Last November, the Bureau of Ocean Energy Management, Regulation and Enforcement (BOEMRE) published a rulemaking that requires all offshore operators to have a safety and environmental management system. This approach, called SEMS, is based on recommended practices developed by API and found in its RP 75 document, but where RP 75 allowed companies to choose the elements of a safety management plan, the new regulations say all offshore operators must cover 13 areas in its SEMS plan:

  • General Provisions
  • Safety and Environmental Information
  • Hazards Analysis
  • Management of Change
  • Operating Procedures
  • Safe Work Practices
  • Training
  • Mechanical Integrity
  • Pre-Startup Review
  • Emergency Response and Control
  • Investigation of Incidents
  • Audits
  • Records and Documentation

BOEMRE says the SEMS plans must be in place by November 15th of this year and it must be audited within two years of being implemented.

This means the industry has just eight months to get into compliance with a very complex regulation. Compare that to the requirement for TWIC cards. The industry had 20 months to comply and companies still had a hard time meeting the deadlines.

Needless to say the operators are scrambling to address this new SEMS rule. BOEMRE estimates it will cost the operators more than $92 million to implement and maintain their SEMS programs. Unfortunately, the agency didn't even try to estimate what it would cost contractors who work on offshore facilities to meet the requirement. Depending on what the operators put in their plans, the cost to contractors may be enormous and if they don't work aggressively to meet the new deadlines, they run the risk of losing work when the November 15th deadline hits.

So it is worth taking a close look at how the contractors will be impacted, especially in three areas:

Hazard Analysis – All of the operators must perform a hazards analysis on all of their facilities, identifying any safety or environmental risks, determining how to avoid them and what training is required for personnel working on the facility.
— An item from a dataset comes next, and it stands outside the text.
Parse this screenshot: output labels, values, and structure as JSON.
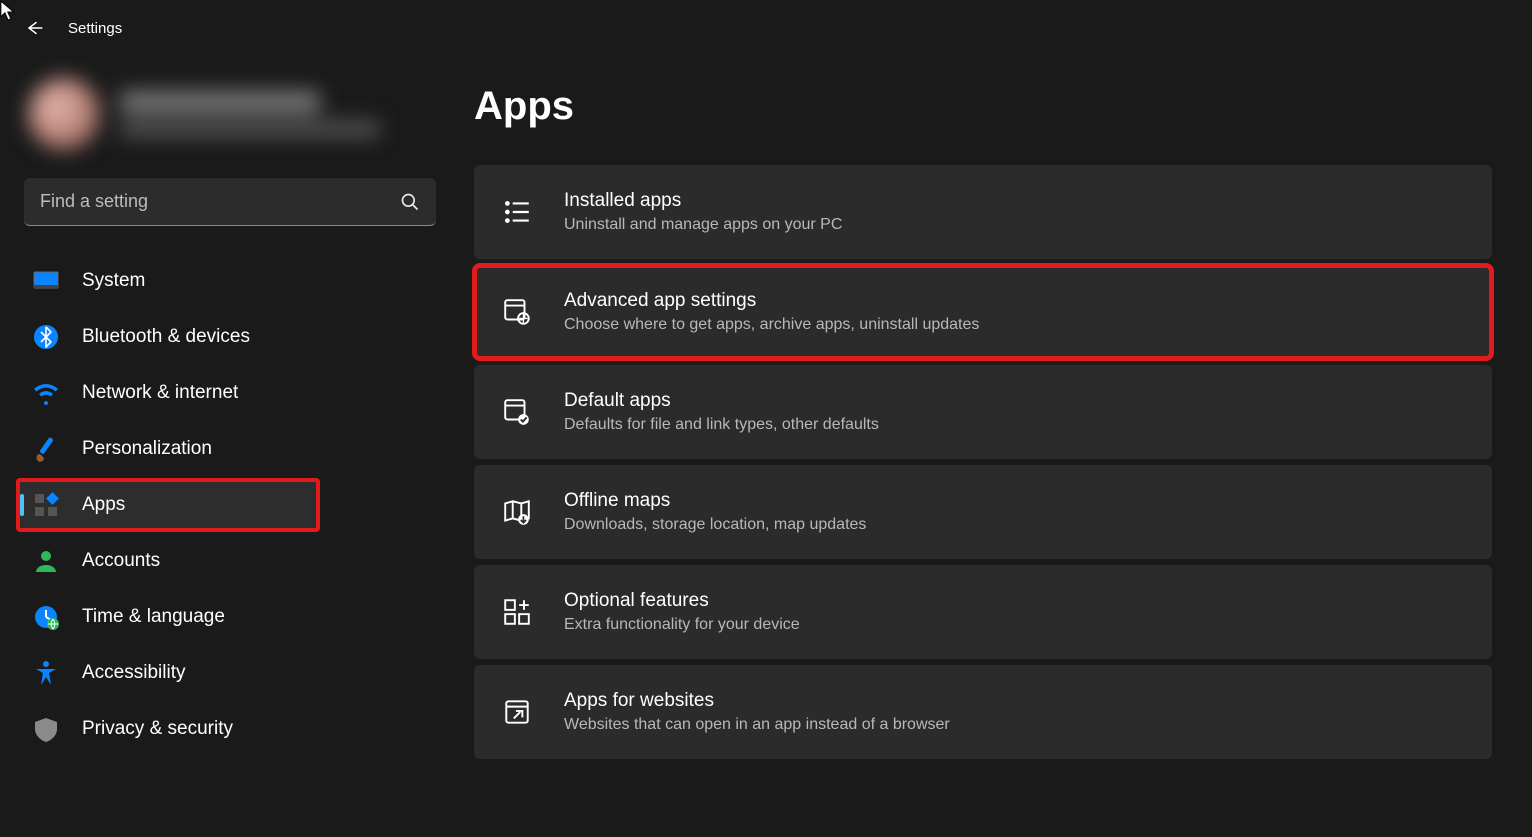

Contractors must make sure their safety programs address potential hazards and supply those plans to the operator they work for.
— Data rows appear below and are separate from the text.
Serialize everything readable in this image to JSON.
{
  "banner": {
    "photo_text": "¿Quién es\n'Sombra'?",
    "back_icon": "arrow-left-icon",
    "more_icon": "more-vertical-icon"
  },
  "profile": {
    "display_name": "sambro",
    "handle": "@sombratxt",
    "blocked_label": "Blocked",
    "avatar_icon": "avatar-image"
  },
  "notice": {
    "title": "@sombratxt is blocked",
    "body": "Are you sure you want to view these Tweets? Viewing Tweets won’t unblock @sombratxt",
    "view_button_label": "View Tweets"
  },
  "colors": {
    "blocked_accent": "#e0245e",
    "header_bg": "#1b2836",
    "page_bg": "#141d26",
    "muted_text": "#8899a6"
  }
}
Training – Operators must make sure that all contractor personnel have the skills and knowledge to do their jobs in a "safe and environmentally sound manner" and to do their assigned jobs. Most experts believe those are two separate categories – what a worker needs to know to work on the facility and what a worker needs to know to do his or her specific job, such as welding or electrical work. Personnel will also need to go through periodic refresher training and drills under the SEMS rules. How important is this? At a March 15th public meeting, BOEMRE officials stressed that hazard analysis and training must be completed before operators can consider their SEMS program complete.

Recordkeeping – Operators will be responsible for making sure their contractors meet the SEMs requirements. That means that in order to pass their audits, operators may need to be able to document each contractor's safety plans and each of the contractor employee's training, refresher courses and drills.

Hazard Analysis, training and recordkeeping are commonplace offshore and are already a part of the industry's approach to safety. That is one reason that the number of offshore incidents has declined so steadily over the past few years. But the SEMS regulations remove much flexibility companies had and bring with them the potential for fines, Incidents of Noncompliance and even the potential for shutting down operations.

As a result operators and contractors alike need to make sure that they don't just meet the November deadline, but that they make sure they implement the right programs and systems. Part of that effort involves trying to reach common approaches to training and recordkeeping. There are very good reasons for doing this.

Have you ever heard the story about the man with two watches? He could never be sure what time it was. Without industry consensus, it will be hard to figure out what is truly safe. Imagine if more than 100 offshore operators all set different training requirements for contractor personnel? How will the agency judge one operator's program without a common approach?

From the contractor's standpoint it could be a nightmare - training, retraining and training their personnel again to meet each operator's unique program. Experts will tell you that if a worker is taught multiple, conflicting safety rules, the resulting confusion can increase the potential for accidents. It is like asking a quarterback to learn two different team's plays and keep them straight during a game.

Recordkeeping presents a similar problem. Multiple databases raise costs for operators and contractors alike. They also make it much more difficult for auditors and the agency to make sense of the information.

The good news is that the operators and many of the contractors are working on common approaches to many of the elements of SEMS. If they are successful it will make it much easier for the industry to meet the November 15 deadline and will increase safety at offshore facilities. After all, that is the ultimate goal for BOEMRE, the operators and contractors alike.